Edit: wow, I looked at the repo and there is no source, just points at a release download. I would call that straight up abuse of GitHub.

2 comments

Hmm... I get where you're coming from. But, I'm currently hosting a 2.5MB .dmg file and a 1.6MB video. I wouldn't call that abusing GitHub. I could probably host these files on any free provider (ex. Cloudflare Pages, ...) GitHub provides free private repos and also 1GB free LFS file hosting.

I also have another open source repo with several releases at ~40MB per release.

If the repo starts to get really large, then yes, I should host it somewhere else. But, putting it into perspective, I just released an initial MVP, and the repo size is less than 5MB in total.

> I would call that straight up abuse of GitHub.

This is really inflammatory. GitHub explicitly allows publishing release artifacts without source - if GitHub considered this abuse they could make it so compilation had to occur as a github action such that the artifact is guaranteed to be compiled from the source as it exists within the repo. As it is users can push any old binary up and claim that it was built with the code in the repo.
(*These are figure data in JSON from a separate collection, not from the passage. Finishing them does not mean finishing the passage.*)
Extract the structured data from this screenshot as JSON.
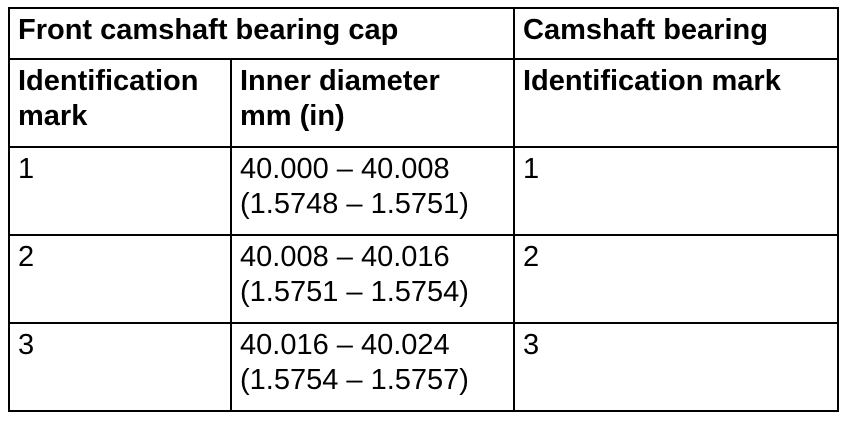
{
  "table": {
    "header_top": {
      "front_cap": "Front camshaft bearing cap",
      "camshaft_bearing": "Camshaft bearing"
    },
    "header_sub": {
      "id_mark_line1": "Identification",
      "id_mark_line2": "mark",
      "inner_diameter_line1": "Inner diameter",
      "inner_diameter_line2": "mm (in)",
      "bearing_id_mark": "Identification mark"
    },
    "rows": [
      {
        "cap_mark": "1",
        "diameter_mm": "40.000 – 40.008",
        "diameter_in": "(1.5748 – 1.5751)",
        "bearing_mark": "1"
      },
      {
        "cap_mark": "2",
        "diameter_mm": "40.008 – 40.016",
        "diameter_in": "(1.5751 – 1.5754)",
        "bearing_mark": "2"
      },
      {
        "cap_mark": "3",
        "diameter_mm": "40.016 – 40.024",
        "diameter_in": "(1.5754 – 1.5757)",
        "bearing_mark": "3"
      }
    ]
  }
}
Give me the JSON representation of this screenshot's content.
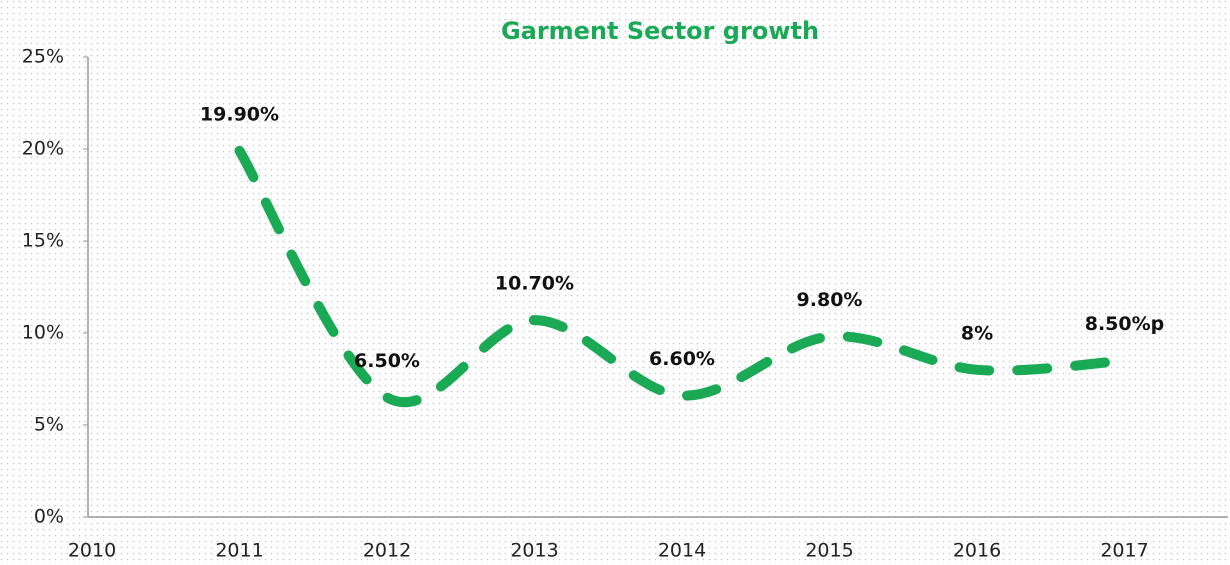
{
  "chart_data": {
    "type": "line",
    "title": "Garment Sector growth",
    "categories": [
      "2010",
      "2011",
      "2012",
      "2013",
      "2014",
      "2015",
      "2016",
      "2017"
    ],
    "series": [
      {
        "name": "Garment Sector growth",
        "color": "#1aaa55",
        "values": [
          null,
          19.9,
          6.5,
          10.7,
          6.6,
          9.8,
          8,
          8.5
        ],
        "value_labels": [
          null,
          "19.90%",
          "6.50%",
          "10.70%",
          "6.60%",
          "9.80%",
          "8%",
          "8.50%p"
        ]
      }
    ],
    "ylim": [
      0,
      25
    ],
    "yticks": [
      {
        "value": 0,
        "label": "0%"
      },
      {
        "value": 5,
        "label": "5%"
      },
      {
        "value": 10,
        "label": "10%"
      },
      {
        "value": 15,
        "label": "15%"
      },
      {
        "value": 20,
        "label": "20%"
      },
      {
        "value": 25,
        "label": "25%"
      }
    ],
    "grid": false,
    "line_style": "dashed",
    "smooth": true
  }
}
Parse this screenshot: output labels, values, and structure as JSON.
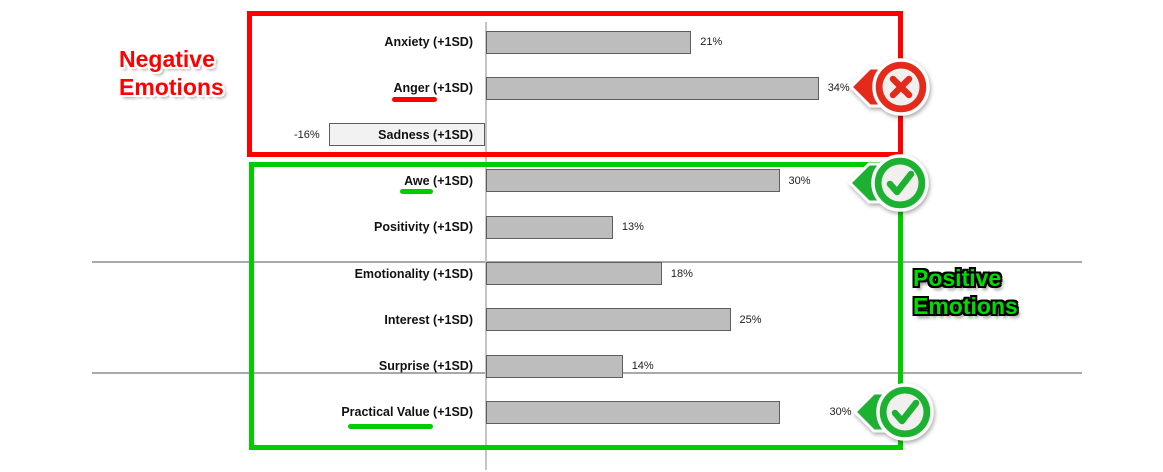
{
  "chart_data": {
    "type": "bar",
    "orientation": "horizontal",
    "unit": "%",
    "categories": [
      "Anxiety (+1SD)",
      "Anger (+1SD)",
      "Sadness (+1SD)",
      "Awe (+1SD)",
      "Positivity (+1SD)",
      "Emotionality (+1SD)",
      "Interest (+1SD)",
      "Surprise (+1SD)",
      "Practical Value (+1SD)"
    ],
    "values": [
      21,
      34,
      -16,
      30,
      13,
      18,
      25,
      14,
      30
    ],
    "value_labels": [
      "21%",
      "34%",
      "-16%",
      "30%",
      "13%",
      "18%",
      "25%",
      "14%",
      "30%"
    ],
    "underlined_categories": [
      {
        "index": 1,
        "category": "Anger (+1SD)",
        "color": "#FF0000"
      },
      {
        "index": 3,
        "category": "Awe (+1SD)",
        "color": "#00CC00"
      },
      {
        "index": 8,
        "category": "Practical Value (+1SD)",
        "color": "#00CC00"
      }
    ],
    "layout": {
      "zero_axis_line": true,
      "horizontal_gridlines": 2,
      "legend": "none",
      "value_axis_labels": "none"
    }
  },
  "annotations": {
    "negative": {
      "line1": "Negative",
      "line2": "Emotions",
      "color": "#FF0000"
    },
    "positive": {
      "line1": "Positive",
      "line2": "Emotions",
      "color": "#00CC00"
    }
  },
  "groups": {
    "negative_box": {
      "color": "#FF0000",
      "items": [
        "Anxiety (+1SD)",
        "Anger (+1SD)",
        "Sadness (+1SD)"
      ]
    },
    "positive_box": {
      "color": "#00CC00",
      "items": [
        "Awe (+1SD)",
        "Positivity (+1SD)",
        "Emotionality (+1SD)",
        "Interest (+1SD)",
        "Surprise (+1SD)",
        "Practical Value (+1SD)"
      ]
    }
  },
  "badges": [
    {
      "icon": "x-circle-icon",
      "meaning": "negative-marker",
      "attached_to": "Anger (+1SD)"
    },
    {
      "icon": "check-circle-icon",
      "meaning": "positive-marker",
      "attached_to": "Awe (+1SD)"
    },
    {
      "icon": "check-circle-icon",
      "meaning": "positive-marker",
      "attached_to": "Practical Value (+1SD)"
    }
  ],
  "colors": {
    "negative_accent": "#FE0000",
    "positive_accent": "#00CC00",
    "badge_red": "#E42A1A",
    "badge_green": "#1CB130",
    "bar_fill": "#BDBDBD",
    "bar_border": "#5E5E5E",
    "negative_bar_fill": "#F2F2F2",
    "grid": "#A9A9A9",
    "axis": "#C4C4C4",
    "annotation_red": "#FF0000",
    "annotation_green": "#00DC00",
    "badge_inner": "#F2F0EE"
  }
}
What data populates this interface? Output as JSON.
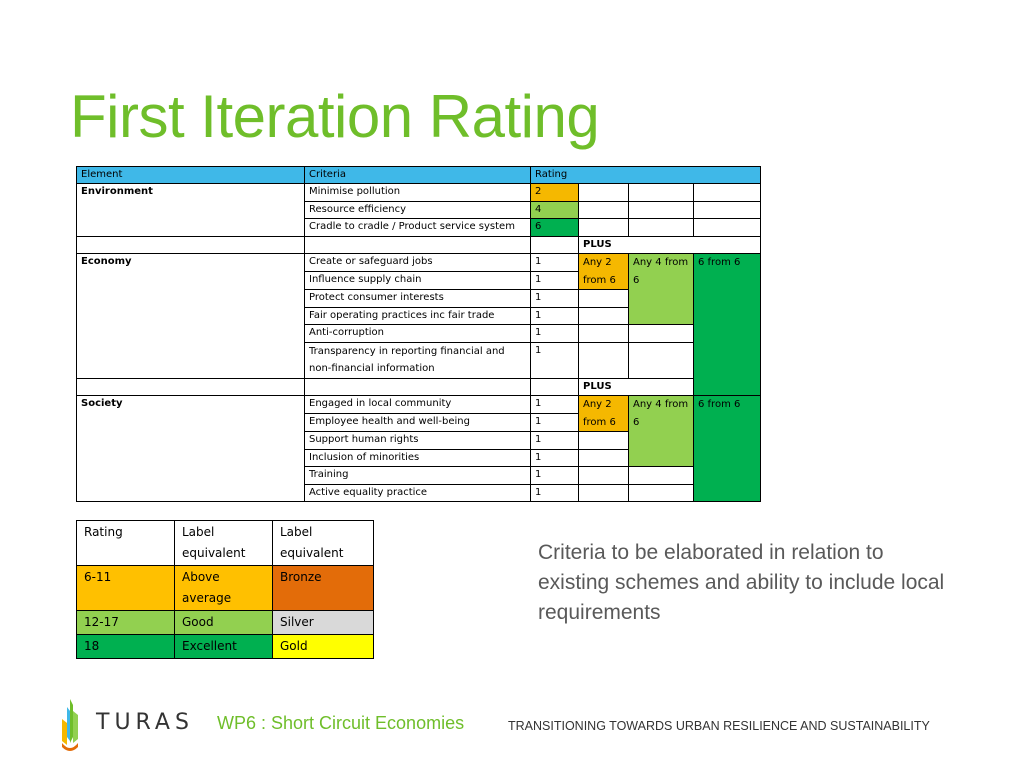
{
  "slide": {
    "title": "First Iteration Rating"
  },
  "main_table": {
    "headers": [
      "Element",
      "Criteria",
      "Rating"
    ],
    "environment": {
      "element": "Environment",
      "rows": [
        {
          "criteria": "Minimise pollution",
          "rating": "2"
        },
        {
          "criteria": "Resource efficiency",
          "rating": "4"
        },
        {
          "criteria": "Cradle to cradle / Product service system",
          "rating": "6"
        }
      ]
    },
    "plus_label": "PLUS",
    "economy": {
      "element": "Economy",
      "rows": [
        {
          "criteria": "Create or safeguard jobs",
          "rating": "1"
        },
        {
          "criteria": "Influence supply chain",
          "rating": "1"
        },
        {
          "criteria": "Protect consumer interests",
          "rating": "1"
        },
        {
          "criteria": "Fair operating practices inc fair trade",
          "rating": "1"
        },
        {
          "criteria": "Anti-corruption",
          "rating": "1"
        },
        {
          "criteria": "Transparency in reporting financial and non-financial information",
          "rating": "1"
        }
      ],
      "any2": "Any 2 from 6",
      "any4": "Any 4 from 6",
      "all6": "6 from 6"
    },
    "society": {
      "element": "Society",
      "rows": [
        {
          "criteria": "Engaged in local community",
          "rating": "1"
        },
        {
          "criteria": "Employee health and well-being",
          "rating": "1"
        },
        {
          "criteria": "Support human rights",
          "rating": "1"
        },
        {
          "criteria": "Inclusion of minorities",
          "rating": "1"
        },
        {
          "criteria": "Training",
          "rating": "1"
        },
        {
          "criteria": "Active equality practice",
          "rating": "1"
        }
      ],
      "any2": "Any 2 from 6",
      "any4": "Any 4 from 6",
      "all6": "6 from 6"
    }
  },
  "legend_table": {
    "headers": [
      "Rating",
      "Label equivalent",
      "Label equivalent"
    ],
    "rows": [
      {
        "rating": "6-11",
        "label1": "Above average",
        "label2": "Bronze"
      },
      {
        "rating": "12-17",
        "label1": "Good",
        "label2": "Silver"
      },
      {
        "rating": "18",
        "label1": "Excellent",
        "label2": "Gold"
      }
    ]
  },
  "note": "Criteria to be elaborated in relation to existing schemes and ability to include local requirements",
  "footer": {
    "brand": "TURAS",
    "workpackage": "WP6 : Short Circuit Economies",
    "tagline": "TRANSITIONING TOWARDS URBAN RESILIENCE AND SUSTAINABILITY"
  },
  "colors": {
    "title_green": "#6fbe2a",
    "header_blue": "#3fb8e8",
    "orange": "#f5b800",
    "light_green": "#92d050",
    "dark_green": "#00b050",
    "bronze": "#e36c09",
    "silver": "#d9d9d9",
    "gold": "#ffff00"
  }
}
https://docs.github.com/en/repositories/releasing-projects-o...

It's a social convention, not an enforced rule - if one sees a github link, the expectation it's an open source project, or at least source-available. Having closed source project hosted there breaks this expectation.
If you're working in a private repo for your closed source company or whatever then fine. Maybe also you pay GitHub for that.

If the repo is public, it's highly suspicious that you're serving malware. Even if not, it doesn't match a sensible git workflow. You wouldn't run a private repo with a README and no source code with some binary links. That's not a sensible way to do any project, open or not.